SOX2OT, the SOX2 overlapping transcript, is a long non-coding RNA. It is highly expressed in embryonic stem cells and is dynamically regulated during vertebrate embryogenesis, being delimited to the brain in adult mice and humans [5]. It has been implicated in multiple biological processes and diseases. Its mechanisms involve various factors and signaling pathways, and it may have both oncogenic and tumor-suppressor roles in different contexts [1].

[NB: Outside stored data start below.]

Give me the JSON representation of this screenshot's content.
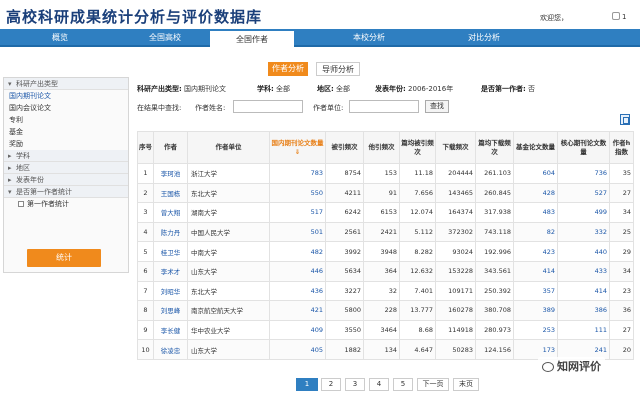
{
  "header": {
    "title": "高校科研成果统计分析与评价数据库",
    "welcome": "欢迎您，",
    "user": "1"
  },
  "nav": {
    "tabs": [
      "概览",
      "全国高校",
      "全国作者",
      "本校分析",
      "对比分析"
    ],
    "active_index": 2
  },
  "sidebar": {
    "groups": [
      {
        "label": "科研产出类型",
        "expanded": true,
        "items": [
          "国内期刊论文",
          "国内会议论文",
          "专利",
          "基金",
          "奖励"
        ],
        "selected": 0
      },
      {
        "label": "学科",
        "expanded": false
      },
      {
        "label": "地区",
        "expanded": false
      },
      {
        "label": "发表年份",
        "expanded": false
      },
      {
        "label": "是否第一作者统计",
        "expanded": true,
        "checkbox": "第一作者统计"
      }
    ],
    "stat_button": "统计"
  },
  "sub_tabs": {
    "active": "作者分析",
    "inactive": "导师分析"
  },
  "filters": {
    "type_label": "科研产出类型:",
    "type_value": "国内期刊论文",
    "subject_label": "学科:",
    "subject_value": "全部",
    "region_label": "地区:",
    "region_value": "全部",
    "year_label": "发表年份:",
    "year_value": "2006-2016年",
    "first_label": "是否第一作者:",
    "first_value": "否"
  },
  "search": {
    "scope_label": "在结果中查找:",
    "author_label": "作者姓名:",
    "unit_label": "作者单位:",
    "button": "查找"
  },
  "table": {
    "headers": [
      "序号",
      "作者",
      "作者单位",
      "国内期刊论文数量⇓",
      "被引频次",
      "他引频次",
      "篇均被引频次",
      "下载频次",
      "篇均下载频次",
      "基金论文数量",
      "核心期刊论文数量",
      "作者h指数"
    ],
    "rows": [
      [
        "1",
        "李珂池",
        "浙江大学",
        "783",
        "8754",
        "153",
        "11.18",
        "204444",
        "261.103",
        "604",
        "736",
        "35"
      ],
      [
        "2",
        "王国栋",
        "东北大学",
        "550",
        "4211",
        "91",
        "7.656",
        "143465",
        "260.845",
        "428",
        "527",
        "27"
      ],
      [
        "3",
        "曾大翔",
        "湖南大学",
        "517",
        "6242",
        "6153",
        "12.074",
        "164374",
        "317.938",
        "483",
        "499",
        "34"
      ],
      [
        "4",
        "陈力丹",
        "中国人民大学",
        "501",
        "2561",
        "2421",
        "5.112",
        "372302",
        "743.118",
        "82",
        "332",
        "25"
      ],
      [
        "5",
        "桂卫华",
        "中南大学",
        "482",
        "3992",
        "3948",
        "8.282",
        "93024",
        "192.996",
        "423",
        "440",
        "29"
      ],
      [
        "6",
        "李术才",
        "山东大学",
        "446",
        "5634",
        "364",
        "12.632",
        "153228",
        "343.561",
        "414",
        "433",
        "34"
      ],
      [
        "7",
        "刘昭华",
        "东北大学",
        "436",
        "3227",
        "32",
        "7.401",
        "109171",
        "250.392",
        "357",
        "414",
        "23"
      ],
      [
        "8",
        "刘思峰",
        "南京航空航天大学",
        "421",
        "5800",
        "228",
        "13.777",
        "160278",
        "380.708",
        "389",
        "386",
        "36"
      ],
      [
        "9",
        "李长健",
        "华中农业大学",
        "409",
        "3550",
        "3464",
        "8.68",
        "114918",
        "280.973",
        "253",
        "111",
        "27"
      ],
      [
        "10",
        "徐凌忠",
        "山东大学",
        "405",
        "1882",
        "134",
        "4.647",
        "50283",
        "124.156",
        "173",
        "241",
        "20"
      ]
    ]
  },
  "pager": {
    "pages": [
      "1",
      "2",
      "3",
      "4",
      "5"
    ],
    "next": "下一页",
    "last": "末页",
    "active": "1"
  },
  "watermark": "知网评价",
  "colors": {
    "nav_blue": "#2f7fc1",
    "accent_orange": "#f08a1c",
    "link_blue": "#1a56a8"
  }
}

In septic cardiomyopathy, knockdown of SOX2OT in mice recovered reduced cardiac function and improved mitochondrial membrane potential impaired by lipopolysaccharide (LPS), indicating it contributes to mitochondrial dysfunction via inhibiting SOX2 expression [3]. In esophageal squamous cell carcinoma (ESCC) tumorspheres, RNAi-mediated knockdown of SOX2OT suppressed stemness-related gene expression, sphere formation, and docetaxel resistance [2]. In heart failure, SOX2OT knockdown reduced myocardial injury and collagen deposition in HF mice, and it was found that SOX2OT promoted myocardial fibrosis by activating the TGF-β1/Smad3 pathway and formed a positive feedback loop with Smad3 [4].

In conclusion, SOX2OT plays crucial roles in processes like maintaining stem cell-like characteristics, mitochondrial function, and myocardial fibrosis. The gene knockout and related functional studies in mouse models have provided insights into its functions in diseases such as septic cardiomyopathy, ESCC, and heart failure, suggesting it could be a potential therapeutic target in these disease areas.